彼らを嘲る者はいないさ; そして彼らの為に祈る鐘もありゃしないし、
No mockeries for them; no prayers nor bells,
聖歌隊の他にゃ悼む声もありゃしない、――
Nor any voice of mourning save the choirs,―
金切り声が上がる、発狂した聖歌隊は固まって泣き叫ぶ;
The shrill, demented choirs of wailing shells;
そしてラッパは彼らに、悲しみの地から呼びかけた。
And bugles calling for them from sad shires.
和訳 原文(English)
彼らを急かすためには、どんな蝋燭を掲げるべきだろう?
What candles may be held to speed them all?
交わす握手の中にそれはない、だが彼らの目には
Not in the hands of boys, but in their eyes
今生の別れを告げる聖なる輝きが宿るだろう。
Shall shine the holy glimmers of goodbyes.
少女たちの青ざめた額は、彼らの棺を蓋う幕となる;
The pallor of girls' brows shall be their pall;
彼らを飾る花は忍耐強い心の優しさ、
Their flowers the tenderness of patient minds,
そしてそれぞれにゆっくりと、黄昏が降りてきた
And each slow dusk a drawing-down of blinds.

※補足

セミコロン「;」について:
 日本語にはない記述方法ですが、こいつすごい便利なんでそのまま和訳にも流用してます。
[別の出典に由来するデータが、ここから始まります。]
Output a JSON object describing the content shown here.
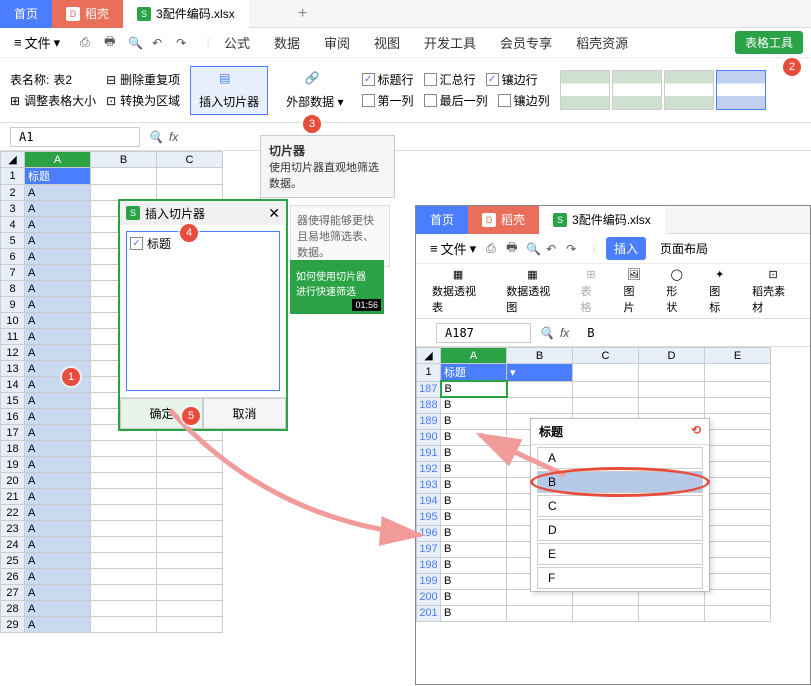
{
  "top_tabs": {
    "home": "首页",
    "docshell": "稻壳",
    "filename": "3配件编码.xlsx",
    "plus": "+"
  },
  "menu": {
    "file": "文件",
    "tabs": [
      "公式",
      "数据",
      "审阅",
      "视图",
      "开发工具",
      "会员专享",
      "稻壳资源"
    ],
    "tools_btn": "表格工具"
  },
  "ribbon": {
    "table_name_label": "表名称:",
    "table_name_value": "表2",
    "resize": "调整表格大小",
    "dedup": "删除重复项",
    "to_range": "转换为区域",
    "insert_slicer": "插入切片器",
    "ext_data": "外部数据",
    "cb_header": "标题行",
    "cb_total": "汇总行",
    "cb_banded": "镶边行",
    "cb_first": "第一列",
    "cb_last": "最后一列",
    "cb_bandcol": "镶边列"
  },
  "cellref": {
    "value": "A1"
  },
  "tooltip": {
    "title": "切片器",
    "desc": "使用切片器直观地筛选数据。"
  },
  "tippanel": "器使得能够更快且易地筛选表、数据。",
  "greencard": {
    "line1": "如何使用切片器",
    "line2": "进行快速筛选",
    "time": "01:56"
  },
  "sheet": {
    "cols": [
      "A",
      "B",
      "C"
    ],
    "header_cell": "标题",
    "rows": 29,
    "cell_value": "A"
  },
  "dialog": {
    "title": "插入切片器",
    "item": "标题",
    "ok": "确定",
    "cancel": "取消"
  },
  "win2": {
    "tabs": {
      "home": "首页",
      "docshell": "稻壳",
      "filename": "3配件编码.xlsx"
    },
    "menu_file": "文件",
    "insert_btn": "插入",
    "page_layout": "页面布局",
    "toolbar": [
      "数据透视表",
      "数据透视图",
      "表格",
      "图片",
      "形状",
      "图标",
      "稻壳素材"
    ],
    "cellref": "A187",
    "fx_value": "B",
    "header_cell": "标题",
    "cols": [
      "A",
      "B",
      "C",
      "D",
      "E"
    ],
    "rows": [
      1,
      187,
      188,
      189,
      190,
      191,
      192,
      193,
      194,
      195,
      196,
      197,
      198,
      199,
      200,
      201
    ],
    "cell_value": "B"
  },
  "slicer": {
    "title": "标题",
    "items": [
      "A",
      "B",
      "C",
      "D",
      "E",
      "F"
    ],
    "selected": "B"
  },
  "badges": [
    "1",
    "2",
    "3",
    "4",
    "5"
  ]
}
慣れないうちは違和感あるだろうけど、セミコロンに慣れてね。

彼らを急かすためには~:
若者たちが死に急ぐよう仕向ける、っていう皮肉だと思う。

黄昏が降りてきた:
 「黄昏」=「dusk」は、この詩では「今際」を意味すると思われます。死の瞬間が刻一刻と迫っている、ってなとこでしょう。

個人的雑感:
 軽く読む分には「君死にたまふことなかれ」と似た感じではあるものの。本当にそうなのだろうか?とも思う。
 戦争なんかで若く死ぬことは、現代人から見ればとても悲しいこと。けれども、当時はどうだったのだろう。
 戦地に赴き祖国の為に戦い、祖国の為に散って、そして祖国の旗を被されて埋葬されること。死は悲しいだろう。だがあの時代には、それが誉であったのかもしれないし、散った人々の中にはそう信じた人もいただろう。
 そのことを、忘れてはいけないと思う。彼らは祖国の為に戦い、祖国に住まう家族や恋人たちを守るために戦ったのだから。良いとか悪いとかは、ここでは言わない。ただ、その事実を忘れてはいけないとだけ言う。